Another ordinance is looking to take down zombie properties and force owners of vacant or foreclosed homes to register them with the City immediately and uses high fees as a weapon. The longer a house sits empty, the more expensive it becomes for the owner. Fines start high and skyrocket over time.
A third ordinance hits the ‘reset’ button – deleting an obsolete chapter and updating the rest to match new state laws.
There’s a bunch of zoning ordinances that appear designed to implement the Round 4 plan at the district level with a focus on restructuring overlay zones, shifting to a 20% minimum affordable set-aside and creates new affordable housing zones.
Now onto the resolutions…
The finance committee is asking for a deadline extension in completing its annual financial statement and budget introduction/adoption.
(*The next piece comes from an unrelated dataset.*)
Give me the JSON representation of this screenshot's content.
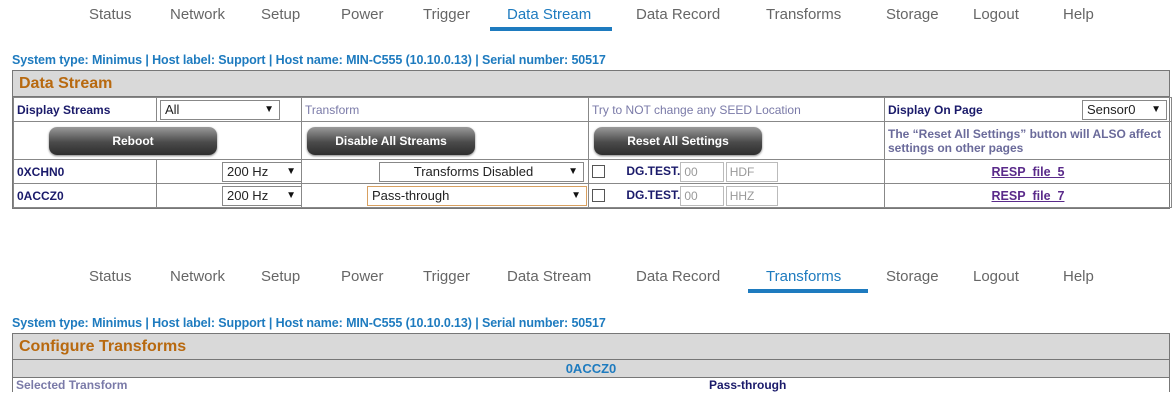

The same section includes emergency temporary appropriations that expand the temporary municipal operating budget, along with emergency temporary appropriation actions for the parking utility and the sewer utility. The agenda also lists total bills and payroll approval in the amount of $2,589,019.38.
The agenda includes a state contract for Fire Department radios totaling $225,103.77. Capital and engineering items include a Park Line Project Phase bid award of $98,800 and two separate auths for consultant engineering services, NTE $100,000 each.
Questions Residents Can Ask on the 02/17/2026 Meeting Agenda
Chestnut Lot
How many permit spots are going to be removed? Is there a plan to replace them?
Vacant Property Registration
How will folks who are temporarily absent due to medical issues protected? Probate? Renovations?
How with this ordinance differentiate a property that’s ‘blighted’/abandoned’ v. temporarily unoccupied?
Delayed Financial Statement
What are the reasons for the extension Request-? Staffing? Discrepancies?
Utility ‘Emergencies’
Why does Parking and Sewer need ’emergency’ temporary appropriations at this point in the year? Are there revenue shortfalls? Did the temporary budgets underestimate costs?
Fire Dept Radios
Is it that the gear is old or a new system requirement? Will they work with the PD and other towns?
Engineering Costs
Two items totaling 200k for the ’26 Capital Improvement and Glenside Ave Improvement Projects- what does this cover? (design, construction management)? When will public see design plans for Glenside?